Kevin Harvick says Monster Energy will bring ‘edginess’ to NASCAR
Kevin Harvick is optimistic about NASCAR’s future after it was announced Monster Energy will be the new title sponsor of the Premier Series during Champion’s Week in Las Vegas earlier this month.
Harvick has worked with Monster in previous and current business dealings. During the 2009 NASCAR Camping World Truck Series season, Monster served as the primary sponsor on Ricky Charmichael’s No. 4 Chevrolet Silverado owned by Harvick.
The energy drink company currently sponsors UFC fighter Donald “Cowboy” Cerrone, a client of KHI Management.

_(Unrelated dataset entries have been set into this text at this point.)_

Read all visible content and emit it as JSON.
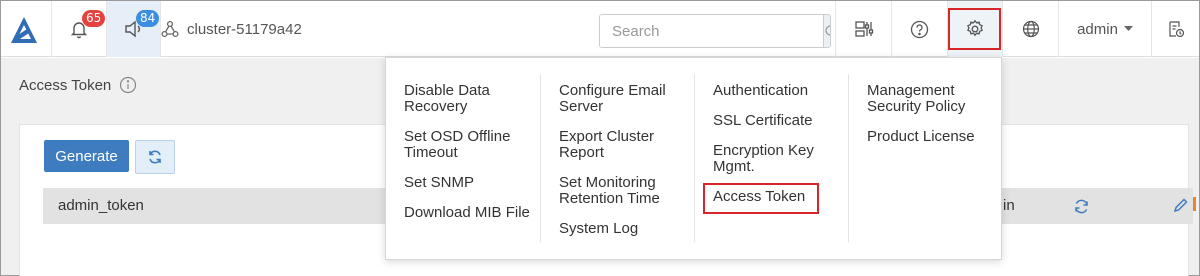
{
  "header": {
    "alerts_badge": "65",
    "notifications_badge": "84",
    "cluster_name": "cluster-51179a42",
    "search_placeholder": "Search",
    "user_name": "admin"
  },
  "page": {
    "title": "Access Token"
  },
  "toolbar": {
    "generate_label": "Generate"
  },
  "table": {
    "rows": [
      {
        "name": "admin_token",
        "tail": "in"
      }
    ]
  },
  "settings_menu": {
    "columns": [
      [
        "Disable Data Recovery",
        "Set OSD Offline Timeout",
        "Set SNMP",
        "Download MIB File"
      ],
      [
        "Configure Email Server",
        "Export Cluster Report",
        "Set Monitoring Retention Time",
        "System Log"
      ],
      [
        "Authentication",
        "SSL Certificate",
        "Encryption Key Mgmt.",
        "Access Token"
      ],
      [
        "Management Security Policy",
        "Product License"
      ]
    ],
    "selected_item": "Access Token"
  },
  "colors": {
    "accent": "#3f7cbf",
    "badge_red": "#e5423f",
    "badge_blue": "#3c8fe0",
    "highlight": "#d9252a"
  }
}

“When you look at Monster, we’ve dealt with them on (Ricky) Charmichael’s truck, we deal with them on Donald Cerrone’s deal, and they are a very aggressive company in how they want to approach things,” Harvick said Thursday during a Kevin Harvick Foundation event, where two families who recently lost their homes to fire were treated to a shopping spree at Ollie’s Bargain Outlet in Matthews, North Carolina. “I think that will be good for us because as a whole, NASCAR can be, in my opinion, a little bit conservative.

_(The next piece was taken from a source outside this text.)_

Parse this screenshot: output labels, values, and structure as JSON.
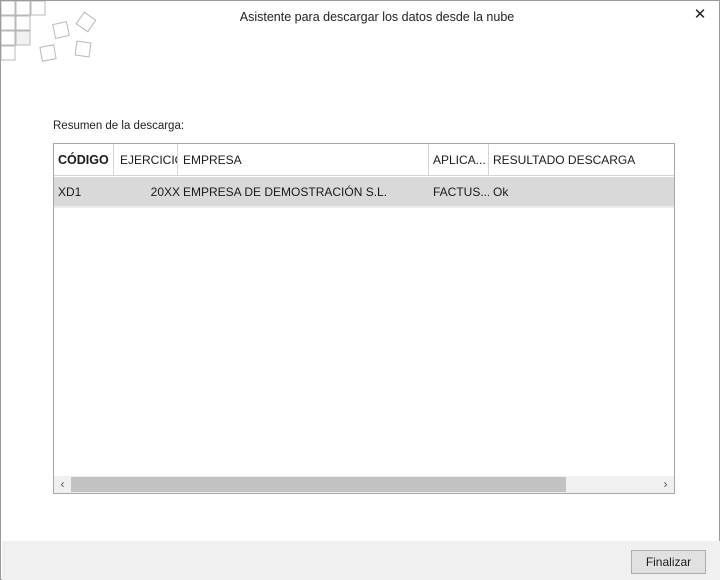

“I think Monster will add a little bit of edginess to that. All in all, I think it’s great for the sport and I’m looking forward to seeing how they kick it all off. We’ll go to Daytona and do what we do every year.”
The series title sponsor isn’t the only change Harvick is experiencing during the offseason, as Stewart-Haas Racing continues the lengthy process of transitioning from Chevrolet to Ford for the 2017 season.

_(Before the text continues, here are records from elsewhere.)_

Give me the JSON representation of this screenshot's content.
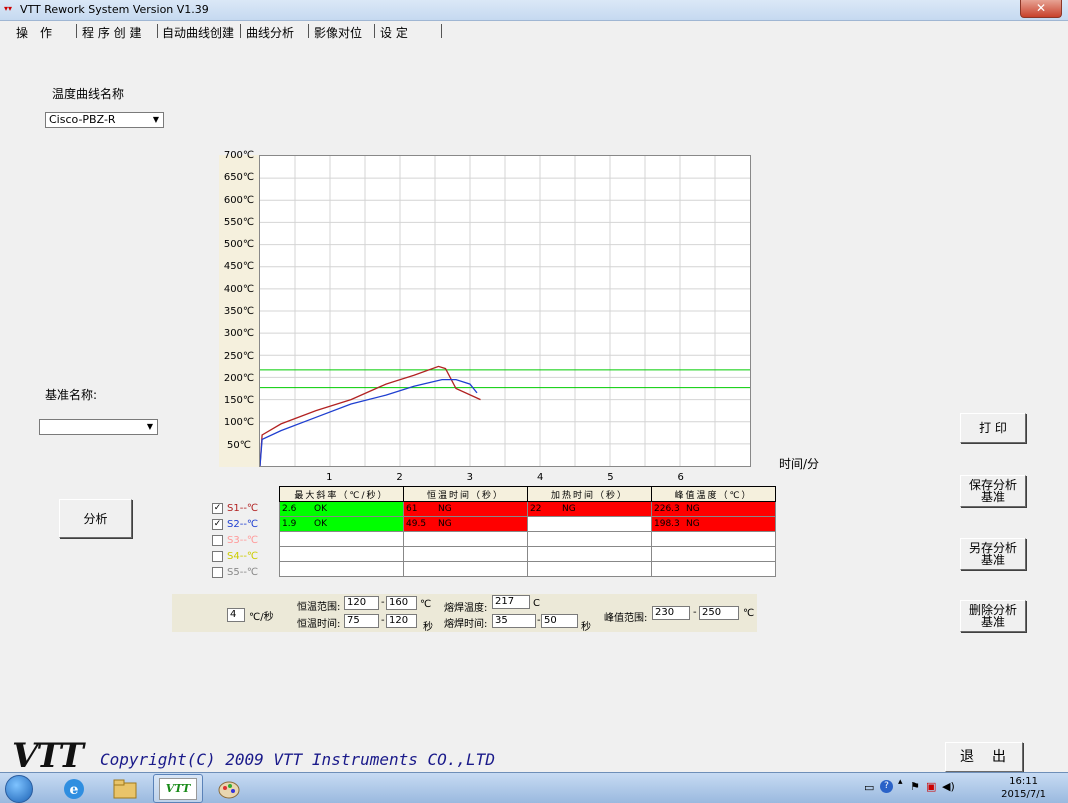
{
  "window": {
    "title": "VTT Rework System Version V1.39",
    "close_label": "✕"
  },
  "menu": [
    {
      "label": "操　作"
    },
    {
      "label": "程 序 创 建"
    },
    {
      "label": "自动曲线创建"
    },
    {
      "label": "曲线分析"
    },
    {
      "label": "影像对位"
    },
    {
      "label": "设 定"
    }
  ],
  "left": {
    "curve_name_label": "温度曲线名称",
    "curve_name_value": "Cisco-PBZ-R",
    "baseline_label": "基准名称:",
    "baseline_value": "",
    "analyze_button": "分析"
  },
  "right_buttons": {
    "print": "打 印",
    "save_baseline": "保存分析基准",
    "save_as_baseline": "另存分析基准",
    "delete_baseline": "删除分析基准"
  },
  "chart_data": {
    "type": "line",
    "y_ticks": [
      "700℃",
      "650℃",
      "600℃",
      "550℃",
      "500℃",
      "450℃",
      "400℃",
      "350℃",
      "300℃",
      "250℃",
      "200℃",
      "150℃",
      "100℃",
      "50℃"
    ],
    "x_ticks": [
      "1",
      "2",
      "3",
      "4",
      "5",
      "6"
    ],
    "xlabel": "时间/分",
    "ylim": [
      0,
      700
    ],
    "xlim": [
      0,
      7
    ],
    "grid": true,
    "reference_lines": [
      {
        "y": 217,
        "color": "#00cc00"
      },
      {
        "y": 177,
        "color": "#00cc00"
      }
    ],
    "series": [
      {
        "name": "S1",
        "color": "#b22222",
        "x": [
          0,
          0.03,
          0.3,
          0.8,
          1.3,
          1.8,
          2.2,
          2.55,
          2.65,
          2.8,
          3.15
        ],
        "y": [
          0,
          70,
          95,
          125,
          150,
          185,
          205,
          225,
          220,
          175,
          150
        ]
      },
      {
        "name": "S2",
        "color": "#1f3fd0",
        "x": [
          0,
          0.03,
          0.3,
          0.8,
          1.3,
          1.8,
          2.2,
          2.6,
          2.8,
          3.0,
          3.1
        ],
        "y": [
          0,
          60,
          80,
          110,
          140,
          160,
          180,
          195,
          195,
          185,
          165
        ]
      }
    ]
  },
  "series_legend": [
    {
      "label": "S1--℃",
      "checked": true,
      "color": "#b22222"
    },
    {
      "label": "S2--℃",
      "checked": true,
      "color": "#1f3fd0"
    },
    {
      "label": "S3--℃",
      "checked": false,
      "color": "#ff9999"
    },
    {
      "label": "S4--℃",
      "checked": false,
      "color": "#cccc00"
    },
    {
      "label": "S5--℃",
      "checked": false,
      "color": "#888888"
    }
  ],
  "results_table": {
    "headers": [
      "最大斜率（℃/秒）",
      "恒温时间（秒）",
      "加热时间（秒）",
      "峰值温度（℃）"
    ],
    "rows": [
      [
        {
          "value": "2.6",
          "status": "OK"
        },
        {
          "value": "61",
          "status": "NG"
        },
        {
          "value": "22",
          "status": "NG"
        },
        {
          "value": "226.3",
          "status": "NG"
        }
      ],
      [
        {
          "value": "1.9",
          "status": "OK"
        },
        {
          "value": "49.5",
          "status": "NG"
        },
        {
          "value": "",
          "status": ""
        },
        {
          "value": "198.3",
          "status": "NG"
        }
      ],
      [
        {
          "value": "",
          "status": ""
        },
        {
          "value": "",
          "status": ""
        },
        {
          "value": "",
          "status": ""
        },
        {
          "value": "",
          "status": ""
        }
      ],
      [
        {
          "value": "",
          "status": ""
        },
        {
          "value": "",
          "status": ""
        },
        {
          "value": "",
          "status": ""
        },
        {
          "value": "",
          "status": ""
        }
      ],
      [
        {
          "value": "",
          "status": ""
        },
        {
          "value": "",
          "status": ""
        },
        {
          "value": "",
          "status": ""
        },
        {
          "value": "",
          "status": ""
        }
      ]
    ]
  },
  "params": {
    "slope_value": "4",
    "slope_unit": "℃/秒",
    "soak_range_label": "恒温范围:",
    "soak_range_min": "120",
    "soak_range_max": "160",
    "soak_range_unit": "℃",
    "soak_time_label": "恒温时间:",
    "soak_time_min": "75",
    "soak_time_max": "120",
    "soak_time_unit": "秒",
    "reflow_temp_label": "熔焊温度:",
    "reflow_temp_value": "217",
    "reflow_temp_unit": "C",
    "reflow_time_label": "熔焊时间:",
    "reflow_time_min": "35",
    "reflow_time_max": "50",
    "reflow_time_unit": "秒",
    "peak_range_label": "峰值范围:",
    "peak_range_min": "230",
    "peak_range_max": "250",
    "peak_range_unit": "℃",
    "dash": "-"
  },
  "footer": {
    "logo": "VTT",
    "copyright": "Copyright(C) 2009 VTT Instruments CO.,LTD",
    "exit_button": "退　出"
  },
  "taskbar": {
    "active_app_label": "VTT",
    "time": "16:11",
    "date": "2015/7/1"
  }
}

That’s a process the 2014 Premier Series champion knows will be an uphill battle due to everything that goes into making the manufacturer switch.
“We’d be crazy to think there’s not going to be some bumps in the road just because there’s a lot of things that are changing,” said Harvick. “But I think with the amount of people that we have to go through the transition to do the things that we need to do, I couldn’t ask for a better group of people. I think it’ll be a long winter, but with a group of racers that we have, we should fire off where we have been.”
And Harvick noted the most challenging part will be the unexpected issues that may arise during the transition.
“The big things are the things that you don’t expect,” Harvick added. “I think it’ll be all the knick-knack stuff that you don’t expect that you’ll probably have to spend the most time worrying about and coming up with a spur of the moment plan.
“I think everyone has a great frame of mind a Stewart-Haas Racing because, for us, it’s a huge opportunity to kind of step out of that box. It’s not like we had been building our own engines, but we had been building some of our own chassis and things through the last year and have stood on our own for the last 14 months. From the performance side, we have a great group of people. And I think adding on to all those groups of people like we had planned will be great.”
Overall, Harvick is confident the switch won’t affect how competitive his No. 4 team will be, as well as SHR in general, at the beginning of next season.
“Obviously, we’ll have to adjust and adapt, just like we do every year to the new rules package, with the spoiler, splitter and other things that have been changed on the car,” he added. “That would have been an adjustment anyway. There will be some bumps in the road, but I think we should be in good shape.”